The life we live is not enough of a subject for the serious artist; it must be a life with a leaning, a life with a tendency to shape itself only in certain forms.
In
The Shadow
, also known as
The Detective
, the French photographer and conceptual artist Sophie Calle arranges for her mother to hire a detective, who follows Calle and documents her movements; the detective doesn’t know that Calle is aware of him. In
Venetian Suite
, Calle meets a man at a party and decides to follow him to Venice, where she stalks him throughout the city, taking photographs and chronicling his movements. At the end of the experiment, she confronts the man.
The Hotel:
she takes a job as a chambermaid. Before she cleans each room, she photographs and documents what each visitor has brought and in what state he or she has left the room, drawing conclusions about each person.
Dominique V
is Calle’s investigation into the disappearance of a woman who told Calle she wanted to be just like her. There has been a fire in the woman’s apartment, and she has disappeared. Calle photographs the scene and compares it to the charred portraits and photos the woman took before she had vanished. In
Journey to California
, a man writes Calle a fan letter, saying he’s heartbroken and wants nothing more than to sleep in Calle’s bed. She ships her bed to him in California. The two keep in contact over the next six months. The bed is returned. The work documents the journey the bed took.
The Sleepers:
Calle invites twenty-eight random strangers to take turns sleeping in her bed. She interviews and photographs them, displaying the results in an exhibit.
Double Game:
Paul Auster, who based a fictional character on Calle, assists the artist in her attempt to imitate the life of Auster’s fictional character. Calle documents each step of the crossing and recrossing of the border between fiction and reality.
The Stripper:
Calle takes a job as a stripper. A friend photographs her, the crowd, and the milieu. In
The Blind
, Calle asks several blind people to define what they think
beauty is. She posts each of their responses next to a photo of each subject.
The Address Book
(much my favorite): Calle finds an address book. Before returning it to the owner, she photographs its pages, then calls everyone in the book. She asks each of them to describe the owner of the book, his habits, qualities, idiosyncrasies, creating a portrait of the man via these interviews. The man is upset when he discovers what she has done.
No Sex Last Night
is her video of a trip she takes across the United States with a man. The relationship between the two is nearly over. They marry in Las Vegas, but the marriage lasts only until the end of the journey. In
Take Care of Yourself
, one hundred seven women interpret a breakup email Calle received on the last day of a love affair. In
Last Seen
and
Ghosts
, Calle asks people to describe pictures that had been removed or stolen from a museum, then she places the museumgoers’ responses in the empty spaces.

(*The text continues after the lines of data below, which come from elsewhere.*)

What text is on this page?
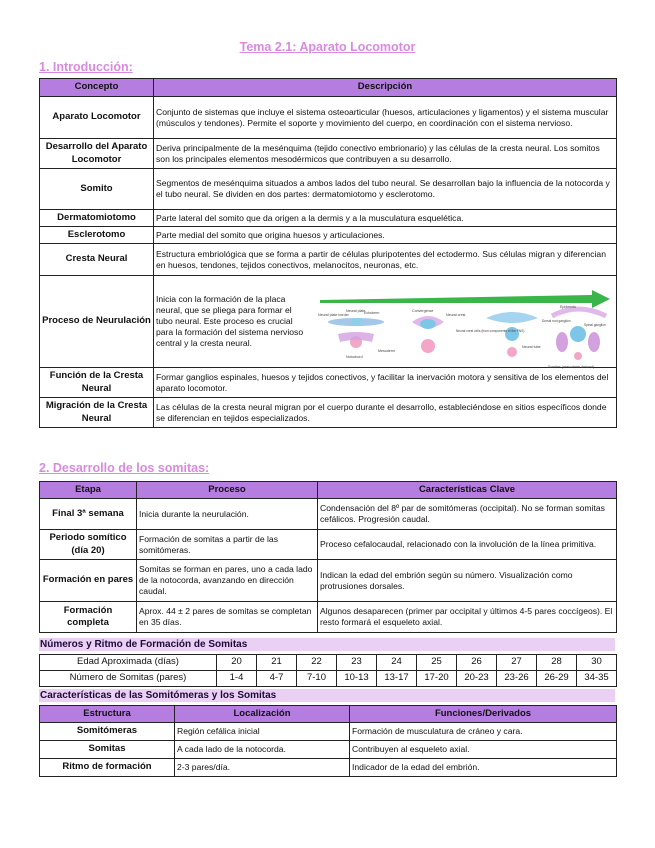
Tema 2.1: Aparato Locomotor
1. Introducción:
Concepto	Descripción
Aparato Locomotor	Conjunto de sistemas que incluye el sistema osteoarticular (huesos, articulaciones y ligamentos) y el sistema muscular (músculos y tendones). Permite el soporte y movimiento del cuerpo, en coordinación con el sistema nervioso.
Desarrollo del Aparato Locomotor	Deriva principalmente de la mesénquima (tejido conectivo embrionario) y las células de la cresta neural. Los somitos son los principales elementos mesodérmicos que contribuyen a su desarrollo.
Somito	Segmentos de mesénquima situados a ambos lados del tubo neural. Se desarrollan bajo la influencia de la notocorda y el tubo neural. Se dividen en dos partes: dermatomiotomo y esclerotomo.
Dermatomiotomo	Parte lateral del somito que da origen a la dermis y a la musculatura esquelética.
Esclerotomo	Parte medial del somito que origina huesos y articulaciones.
Cresta Neural	Estructura embriológica que se forma a partir de células pluripotentes del ectodermo. Sus células migran y diferencian en huesos, tendones, tejidos conectivos, melanocitos, neuronas, etc.
Proceso de Neurulación	Inicia con la formación de la placa neural, que se pliega para formar el tubo neural. Este proceso es crucial para la formación del sistema nervioso central y la cresta neural.

Función de la Cresta Neural	Formar ganglios espinales, huesos y tejidos conectivos, y facilitar la inervación motora y sensitiva de los elementos del aparato locomotor.
Migración de la Cresta Neural	Las células de la cresta neural migran por el cuerpo durante el desarrollo, estableciéndose en sitios específicos donde se diferencian en tejidos especializados.
Neural plate border	Ectoderm
Neural plate
Notochord
Mesoderm
Convergence
Neural crest
Neural crest cells (from components of the PNS)
Neural tube
Epidermis
Dorsal root ganglion
Spinal ganglion
Somites (mesoderm derived)
2. Desarrollo de los somitas:
Etapa	Proceso	Características Clave
Final 3ª semana	Inicia durante la neurulación.	Condensación del 8º par de somitómeras (occipital). No se forman somitas cefálicos. Progresión caudal.
Periodo somítico (día 20)	Formación de somitas a partir de las somitómeras.	Proceso cefalocaudal, relacionado con la involución de la línea primitiva.
Formación en pares	Somitas se forman en pares, uno a cada lado de la notocorda, avanzando en dirección caudal.	Indican la edad del embrión según su número. Visualización como protrusiones dorsales.
Formación completa	Aprox. 44 ± 2 pares de somitas se completan en 35 días.	Algunos desaparecen (primer par occipital y últimos 4-5 pares coccígeos). El resto formará el esqueleto axial.
Números y Ritmo de Formación de Somitas
Edad Aproximada (días)	20	21	22	23	24	25	26	27	28	30
Número de Somitas (pares)	1-4	4-7	7-10	10-13	13-17	17-20	20-23	23-26	26-29	34-35
Características de las Somitómeras y los Somitas
Estructura	Localización	Funciones/Derivados
Somitómeras	Región cefálica inicial	Formación de musculatura de cráneo y cara.
Somitas	A cada lado de la notocorda.	Contribuyen al esqueleto axial.
Ritmo de formación	2-3 pares/día.	Indicador de la edad del embrión.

Public Places, Private Spaces:
she travels to Jerusalem, where she asks both Israelis and Palestinians to share a public place with her that they consider sacred. Her audience isn’t sure if the transformation is supposed to occur within the artwork or themselves. Calle: “These projects are a way for me to have emotions which I can control because I can decide in a way when it’s going to stop, whereas in normal life I can’t control my emotions as easily. I was always curious. I could watch people sleep even when their wives didn’t, because it was art. Now it’s a way of life. I no longer ask myself what I’m doing, but I’m not obsessed with whether it really is art. For me, it’s a game; it’s the critics’ decision to call it art.”